David Livingstone (1813-1873)
Autograph letter signed to William French Stearns, 'Unyanyembe i.e. 60 days smart marching from the East Coast, Africa', 13 March 1872, two editorial markings in blue pencil, 4 pages, 8vo, on a bifolium (dampstained and discoloured with some fading affecting approximately seven words, small losses and tears to folds, losses to outer margin of first leaf affecting approximately 9 words, smaller losses to outer margin of second leaf, skilful modern restoration, mounted in an archival sleeve).
'I ... AM NOW STRONG AND WELL AND THANKS TO THE AMERICANS COMPLETELY EQUIPPED FOR ANY CONCLUDING TRIP': A PREVIOUSLY UNLOCATED LETTER FROM LIVINGSTONE'S LAST JOURNEYS, ONE OF THE 31 CARRIED OUT OF AFRICA BY HENRY MORTON STANLEY
A letter written on the eve of Stanley's departure for the coast: 'I have written to you before but my letters were destroyed because I have been considered a spy on the slave traders', referring to an enclosure (not present) 'penned long ago among the cannibals where I had no paper', thanking Stearns for his kindness to him in Bombay, 'I shall pay all the money I owe ... - the kindness never', referring with gratitude to Stanley's mission to help him - 'he has done it right nobly' - and complaining of the negligence of John Kirk (assistant political agent in Zanzibar) in sending supplies via the slave traders - 'they sent slaves instead of men' - but concluding 'Mr Stanley has supplied every want and I now only want to discover the ancient fountains of Herodotus and retire'. Livingstone reports the failure of the Agra and Masterman's Bank, giving instructions for the recovery of his deposit (the proceeds from the sale of the Lady Nyassa), 'I cannot enter into any creditors arrangement - they must return the whole deposit & interest according to the rules agreed upon by all civilized people', and complains again of the interception of his letters and plundering of his goods; 'I have been among the Philistines my dear fellow but am now strong and well and thanks to the Americans completely equipped for any concluding trip'.
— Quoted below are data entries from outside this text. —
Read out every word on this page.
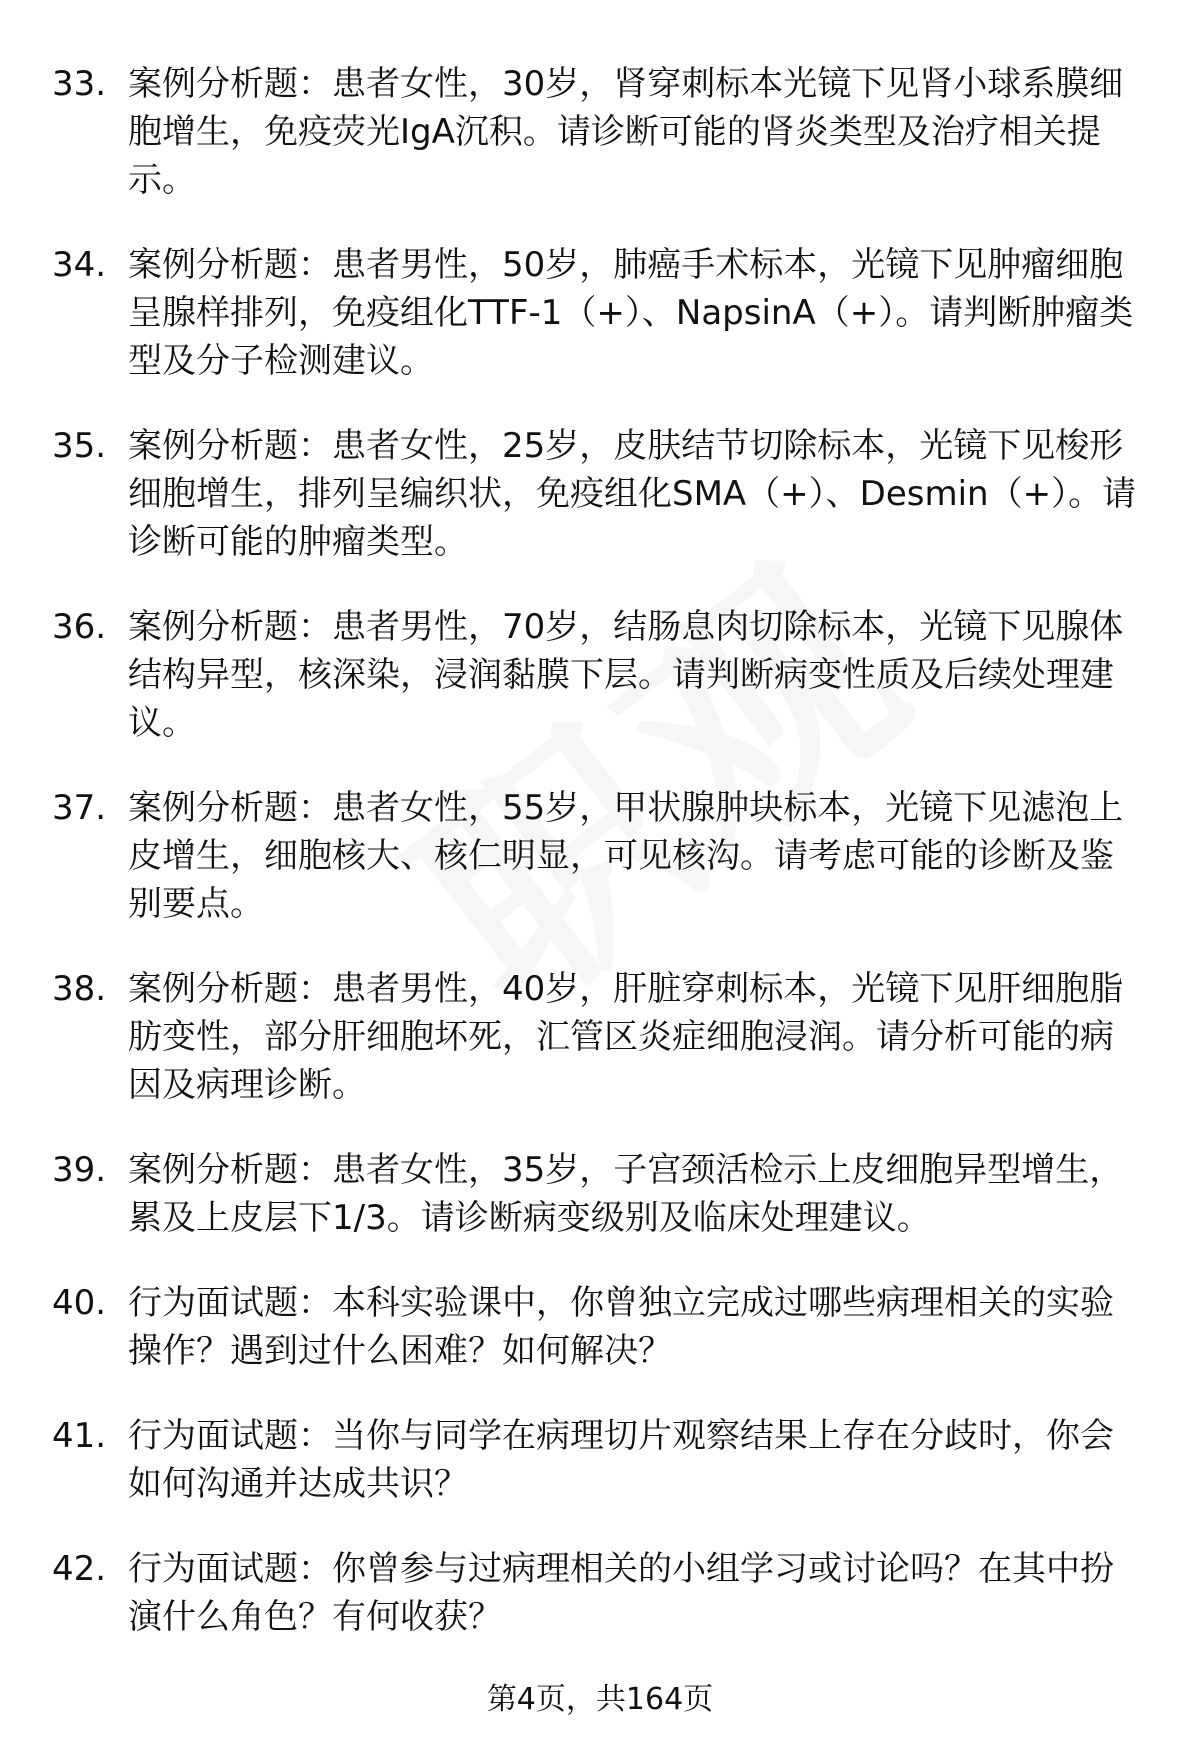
33. 案例分析题：患者女性，30岁，肾穿刺标本光镜下见肾小球系膜细胞增生，免疫荧光IgA沉积。请诊断可能的肾炎类型及治疗相关提示。
34. 案例分析题：患者男性，50岁，肺癌手术标本，光镜下见肿瘤细胞呈腺样排列，免疫组化TTF-1（+）、NapsinA（+）。请判断肿瘤类型及分子检测建议。
35. 案例分析题：患者女性，25岁，皮肤结节切除标本，光镜下见梭形细胞增生，排列呈编织状，免疫组化SMA（+）、Desmin（+）。请诊断可能的肿瘤类型。
36. 案例分析题：患者男性，70岁，结肠息肉切除标本，光镜下见腺体结构异型，核深染，浸润黏膜下层。请判断病变性质及后续处理建议。
37. 案例分析题：患者女性，55岁，甲状腺肿块标本，光镜下见滤泡上皮增生，细胞核大、核仁明显，可见核沟。请考虑可能的诊断及鉴别要点。
38. 案例分析题：患者男性，40岁，肝脏穿刺标本，光镜下见肝细胞脂肪变性，部分肝细胞坏死，汇管区炎症细胞浸润。请分析可能的病因及病理诊断。
39. 案例分析题：患者女性，35岁，子宫颈活检示上皮细胞异型增生，累及上皮层下1/3。请诊断病变级别及临床处理建议。
40. 行为面试题：本科实验课中，你曾独立完成过哪些病理相关的实验操作？遇到过什么困难？如何解决？
41. 行为面试题：当你与同学在病理切片观察结果上存在分歧时，你会如何沟通并达成共识？
42. 行为面试题：你曾参与过病理相关的小组学习或讨论吗？在其中扮演什么角色？有何收获？
第4页，共164页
William French Stearns (1834-1874) was a merchant from Massachussetts and partner in the firm of Stearns, Hobart and Co. in Bombay from 1857-1868. Livingstone had met him on board ship on his way to Bombay in 1865 and stayed with him in Bombay in the period immediately before his last departure for Africa ('I am living with ... Mr Stearns, a very good fellow', letter to Kirk, 2 December 1865). Five letters to him from Livingstone are known, three of them from Zanzibar in February 1866; a fourth, the enclosure referred to here, was written, on a leaf from a cheque book, from 'Manyema Country, Central Africa' in November 1870, and describes Livingstone's observations on the watershed (Norman R. Bennett, 'Livingstone's Letters to William F. Stearns', African Historical Studies (Boston, Mass., 1968-), vol 1, no 2 (1968)).
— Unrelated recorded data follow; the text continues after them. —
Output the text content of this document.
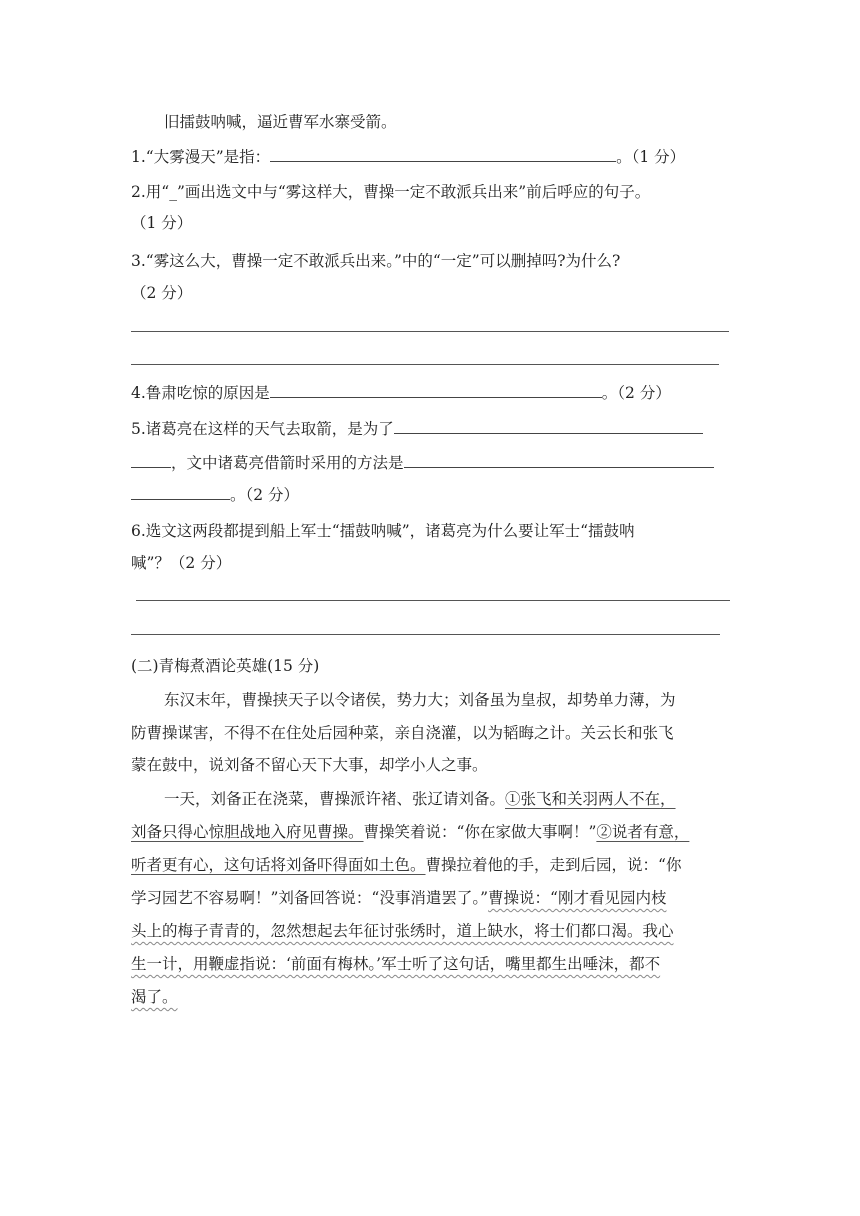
旧擂鼓呐喊，逼近曹军水寨受箭。
1.“大雾漫天”是指：	。（1 分）
2.用“_”画出选文中与“雾这样大，曹操一定不敢派兵出来”前后呼应的句子。
（1 分）
3.“雾这么大，曹操一定不敢派兵出来。”中的“一定”可以删掉吗?为什么?
（2 分）
4.鲁肃吃惊的原因是	。（2 分）
5.诸葛亮在这样的天气去取箭，是为了
，文中诸葛亮借箭时采用的方法是
。（2 分）
6.选文这两段都提到船上军士“擂鼓呐喊”，诸葛亮为什么要让军士“擂鼓呐
喊”？（2 分）
(二)青梅煮酒论英雄(15 分)
东汉末年，曹操挟天子以令诸侯，势力大；刘备虽为皇叔，却势单力薄，为
防曹操谋害，不得不在住处后园种菜，亲自浇灌，以为韬晦之计。关云长和张飞
蒙在鼓中，说刘备不留心天下大事，却学小人之事。
一天，刘备正在浇菜，曹操派许褚、张辽请刘备。①张飞和关羽两人不在，
刘备只得心惊胆战地入府见曹操。曹操笑着说：“你在家做大事啊！”②说者有意，
听者更有心，这句话将刘备吓得面如土色。曹操拉着他的手，走到后园，说：“你
学习园艺不容易啊！”刘备回答说：“没事消遣罢了。”曹操说：“刚才看见园内枝
头上的梅子青青的，忽然想起去年征讨张绣时，道上缺水，将士们都口渴。我心
生一计，用鞭虚指说：‘前面有梅林。’军士听了这句话，嘴里都生出唾沫，都不
渴了。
Stanley is known to have carried 31 of Livingstone's letters with him on his return to the coast. This letter is one of five listed by G.W. Clendennen & I.C. Cunningham, David Livingstone: A catalogue of documents (Edinburgh, 1979), as having been written on 13 March (although Livingstone would probably have added to earlier letters on the same day, as he did to his long public letter to Gordon Bennett Jr describing the slave trade). The others were to Sir William R.S.V. Fitzgerald, Governor of Bombay, 1867-72, to Agnes Livingstone, his eldest daughter, to Sir Bartle Frere and to Sir Roderick Murchison (who in fact had died on 22 October 1871): evidence of the affection and esteem in which Livingstone held Stearns.
The present letter has previously been known only from a text published in the New York Herald, 21 September 1872, with the omission of three phrases and a name, amounting to 24 words in total.